If that is the case and technology advances regardless of the potential harms, some ethical issues emerge. The questions "What if the technology changes someone's behavior for the worse?" and "Who is ultimately responsible if something goes wrong?" are only the beginning of what Berdichevsky and Neuenschwander call "the ethics of persuasive technology," a subject which they wrote a seventeen page paper about.

In one example, they compare persuasive technology to "a slot machine with a compelling multimedia narrative." If such a device were to cause one to spend all of one's money on it, they argue, the responsibility isn't placed on the gambling machine.

Instead, the "responsibility for the computerized slot machine's motivations, methods, and outcomes falls squarely on its creators and purchasers, while responsibility for the gambler's choice to gamble distributes on both these parties and the gambler him or herself--just as if it were a human being doing the persuading."

In other words, one would not blame a persuasive technology itself for a problem any more than one would blame a web browser for sending credit card information on an insecure site. Both the user and the developer of the program are at fault.

But Berdichevsky and Neuenschwander assert that they should only be held responsible for "reasonably predictable outcomes."

The final question that one has to ask about the persuasive technology is "Just how truthful does the technology have to be?" For example, as humans we expect people who are trying to persuade us to twist the truth or leave out potentially important details in order to persuade us. We expect used car salesman and telemarketers to engage in such action.

Berdichevsky and Neuenschwander are firm about this issue. "Computers . . . can lie with equanimity. Moreover, people tend to trust in the information that computers deliver to them," they argue.

"We have no reason to believe that a device monitoring our heart rate will deliberately misreport it.

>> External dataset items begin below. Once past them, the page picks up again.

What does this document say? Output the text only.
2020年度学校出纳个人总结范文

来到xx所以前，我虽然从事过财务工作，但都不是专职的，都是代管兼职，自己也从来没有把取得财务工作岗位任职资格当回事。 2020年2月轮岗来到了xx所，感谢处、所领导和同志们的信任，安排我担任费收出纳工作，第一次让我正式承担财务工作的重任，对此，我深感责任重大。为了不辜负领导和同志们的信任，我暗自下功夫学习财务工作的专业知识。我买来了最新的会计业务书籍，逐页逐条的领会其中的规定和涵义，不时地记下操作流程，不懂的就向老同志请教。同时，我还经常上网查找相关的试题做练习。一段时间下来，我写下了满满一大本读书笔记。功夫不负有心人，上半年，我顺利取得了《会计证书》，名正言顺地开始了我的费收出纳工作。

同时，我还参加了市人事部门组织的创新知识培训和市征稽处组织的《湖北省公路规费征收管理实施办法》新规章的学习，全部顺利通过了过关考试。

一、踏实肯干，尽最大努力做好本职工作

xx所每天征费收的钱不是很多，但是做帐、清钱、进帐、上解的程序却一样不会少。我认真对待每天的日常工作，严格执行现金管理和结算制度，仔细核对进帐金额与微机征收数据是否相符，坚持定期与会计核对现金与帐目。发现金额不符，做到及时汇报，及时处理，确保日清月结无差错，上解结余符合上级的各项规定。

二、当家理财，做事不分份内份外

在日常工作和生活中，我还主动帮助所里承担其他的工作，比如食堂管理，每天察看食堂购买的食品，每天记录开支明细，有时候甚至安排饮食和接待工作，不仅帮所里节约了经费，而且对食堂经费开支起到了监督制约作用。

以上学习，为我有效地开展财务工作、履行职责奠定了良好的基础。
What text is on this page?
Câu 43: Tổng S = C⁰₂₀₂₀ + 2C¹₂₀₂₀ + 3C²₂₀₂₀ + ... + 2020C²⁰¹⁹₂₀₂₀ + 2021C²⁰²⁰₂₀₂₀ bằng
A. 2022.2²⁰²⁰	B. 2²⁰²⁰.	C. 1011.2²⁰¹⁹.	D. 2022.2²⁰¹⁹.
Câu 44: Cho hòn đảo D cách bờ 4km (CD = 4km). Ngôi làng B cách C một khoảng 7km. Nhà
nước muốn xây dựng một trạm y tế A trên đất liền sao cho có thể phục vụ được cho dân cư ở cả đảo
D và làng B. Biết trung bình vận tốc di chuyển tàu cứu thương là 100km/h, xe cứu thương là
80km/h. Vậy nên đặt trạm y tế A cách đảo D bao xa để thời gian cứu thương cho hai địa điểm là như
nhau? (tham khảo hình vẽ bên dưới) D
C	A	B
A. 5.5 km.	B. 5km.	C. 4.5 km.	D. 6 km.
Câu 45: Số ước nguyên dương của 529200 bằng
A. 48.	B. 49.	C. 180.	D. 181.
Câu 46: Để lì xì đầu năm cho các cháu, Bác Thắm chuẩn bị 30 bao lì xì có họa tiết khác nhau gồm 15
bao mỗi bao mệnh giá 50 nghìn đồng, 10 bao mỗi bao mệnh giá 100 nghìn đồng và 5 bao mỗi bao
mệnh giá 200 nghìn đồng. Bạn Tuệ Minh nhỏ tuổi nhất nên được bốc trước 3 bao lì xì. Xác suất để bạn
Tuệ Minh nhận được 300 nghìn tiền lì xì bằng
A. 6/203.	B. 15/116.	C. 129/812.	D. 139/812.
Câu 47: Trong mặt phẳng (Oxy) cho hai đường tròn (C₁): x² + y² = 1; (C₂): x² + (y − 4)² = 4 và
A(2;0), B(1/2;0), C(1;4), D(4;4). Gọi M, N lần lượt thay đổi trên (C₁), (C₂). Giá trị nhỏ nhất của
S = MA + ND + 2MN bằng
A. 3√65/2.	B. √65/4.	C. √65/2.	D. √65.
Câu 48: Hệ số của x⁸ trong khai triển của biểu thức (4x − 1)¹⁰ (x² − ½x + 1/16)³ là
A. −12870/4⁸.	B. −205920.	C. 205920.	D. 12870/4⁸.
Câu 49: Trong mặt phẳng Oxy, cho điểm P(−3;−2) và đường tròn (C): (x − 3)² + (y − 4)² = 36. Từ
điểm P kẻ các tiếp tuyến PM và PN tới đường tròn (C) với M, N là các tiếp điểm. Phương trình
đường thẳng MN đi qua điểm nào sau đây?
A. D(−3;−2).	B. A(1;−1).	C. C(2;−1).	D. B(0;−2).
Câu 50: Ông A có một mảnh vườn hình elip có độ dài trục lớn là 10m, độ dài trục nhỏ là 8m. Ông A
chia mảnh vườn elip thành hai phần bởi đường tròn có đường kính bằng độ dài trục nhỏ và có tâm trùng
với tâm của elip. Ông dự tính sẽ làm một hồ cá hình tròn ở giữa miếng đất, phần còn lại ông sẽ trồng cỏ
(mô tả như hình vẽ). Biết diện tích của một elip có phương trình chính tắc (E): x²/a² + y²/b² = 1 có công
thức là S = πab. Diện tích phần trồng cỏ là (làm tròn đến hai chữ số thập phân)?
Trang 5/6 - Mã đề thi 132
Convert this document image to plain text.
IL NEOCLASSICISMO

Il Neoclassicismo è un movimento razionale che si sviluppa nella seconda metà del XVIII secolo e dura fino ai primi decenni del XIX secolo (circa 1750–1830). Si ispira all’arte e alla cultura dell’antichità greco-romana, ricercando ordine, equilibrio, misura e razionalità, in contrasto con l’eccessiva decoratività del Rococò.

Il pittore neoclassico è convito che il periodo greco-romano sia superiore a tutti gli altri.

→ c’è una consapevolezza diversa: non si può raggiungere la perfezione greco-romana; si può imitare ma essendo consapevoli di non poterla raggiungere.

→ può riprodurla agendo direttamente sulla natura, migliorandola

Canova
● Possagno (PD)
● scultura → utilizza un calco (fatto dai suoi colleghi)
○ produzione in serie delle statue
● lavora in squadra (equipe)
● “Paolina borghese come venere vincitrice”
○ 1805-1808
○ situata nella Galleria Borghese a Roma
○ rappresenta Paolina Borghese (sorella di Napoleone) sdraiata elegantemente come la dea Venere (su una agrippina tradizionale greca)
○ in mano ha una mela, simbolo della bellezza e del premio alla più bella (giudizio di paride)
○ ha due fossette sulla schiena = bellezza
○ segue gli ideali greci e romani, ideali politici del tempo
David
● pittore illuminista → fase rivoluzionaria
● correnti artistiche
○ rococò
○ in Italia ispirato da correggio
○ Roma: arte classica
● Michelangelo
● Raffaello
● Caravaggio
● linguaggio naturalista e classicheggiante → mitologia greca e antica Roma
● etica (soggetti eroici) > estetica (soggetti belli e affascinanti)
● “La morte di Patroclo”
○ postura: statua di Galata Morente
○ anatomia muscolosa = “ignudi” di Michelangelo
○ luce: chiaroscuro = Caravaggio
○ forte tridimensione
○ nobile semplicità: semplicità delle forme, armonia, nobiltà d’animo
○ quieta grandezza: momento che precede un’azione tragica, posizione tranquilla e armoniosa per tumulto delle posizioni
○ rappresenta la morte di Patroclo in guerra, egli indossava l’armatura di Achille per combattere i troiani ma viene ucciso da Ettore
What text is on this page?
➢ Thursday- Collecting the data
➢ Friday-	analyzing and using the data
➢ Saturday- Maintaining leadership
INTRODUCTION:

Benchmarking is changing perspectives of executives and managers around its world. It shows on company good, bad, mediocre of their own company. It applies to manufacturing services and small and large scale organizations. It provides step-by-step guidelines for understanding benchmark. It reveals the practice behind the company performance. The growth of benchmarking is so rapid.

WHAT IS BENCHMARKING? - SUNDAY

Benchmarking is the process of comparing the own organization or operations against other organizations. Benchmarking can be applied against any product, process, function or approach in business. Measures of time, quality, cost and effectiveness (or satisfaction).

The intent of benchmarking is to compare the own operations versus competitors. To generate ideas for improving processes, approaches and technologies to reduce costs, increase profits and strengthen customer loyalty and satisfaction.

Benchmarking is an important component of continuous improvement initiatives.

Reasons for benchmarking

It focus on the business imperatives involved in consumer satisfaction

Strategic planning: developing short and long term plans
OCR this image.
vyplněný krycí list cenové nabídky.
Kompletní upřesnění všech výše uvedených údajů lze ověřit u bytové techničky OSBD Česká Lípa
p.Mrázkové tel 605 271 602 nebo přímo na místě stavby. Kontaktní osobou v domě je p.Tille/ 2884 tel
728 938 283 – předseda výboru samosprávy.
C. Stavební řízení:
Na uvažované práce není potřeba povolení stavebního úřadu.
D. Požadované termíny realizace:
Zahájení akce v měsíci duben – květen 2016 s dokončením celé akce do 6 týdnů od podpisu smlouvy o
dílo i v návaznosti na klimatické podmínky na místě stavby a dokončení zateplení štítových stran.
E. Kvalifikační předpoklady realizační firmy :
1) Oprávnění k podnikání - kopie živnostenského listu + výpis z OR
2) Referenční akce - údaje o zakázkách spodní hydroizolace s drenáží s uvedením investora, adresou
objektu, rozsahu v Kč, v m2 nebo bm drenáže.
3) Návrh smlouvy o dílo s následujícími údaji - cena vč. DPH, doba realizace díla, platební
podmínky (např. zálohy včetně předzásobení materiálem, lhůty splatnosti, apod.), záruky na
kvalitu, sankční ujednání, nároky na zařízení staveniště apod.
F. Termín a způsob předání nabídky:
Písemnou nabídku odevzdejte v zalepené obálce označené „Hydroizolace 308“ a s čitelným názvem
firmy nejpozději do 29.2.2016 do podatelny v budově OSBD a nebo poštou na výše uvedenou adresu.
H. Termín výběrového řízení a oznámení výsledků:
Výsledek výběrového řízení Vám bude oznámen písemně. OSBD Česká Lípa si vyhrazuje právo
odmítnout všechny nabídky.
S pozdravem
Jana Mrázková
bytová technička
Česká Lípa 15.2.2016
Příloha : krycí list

Imagine, however, a scale meant to encourage healthier dieting habits. It might be programmed to tell a teenage girl she weighs less than she actually does, in order to minimize the chance of her developing an eating disorder."

Because it is important that humans trust computers not only for the persuasive technology but for other applications in society, they believe that developers of persuasive technology should not hold any pretenses.

Like all technology, the degree to which persuasive technology positively or negatively affects humans is not up to the technology itself - instead, it is human beings who are ultimately responsible.

Page last modified on Wednesday, 01-Mar-2006 23:47:05 MST.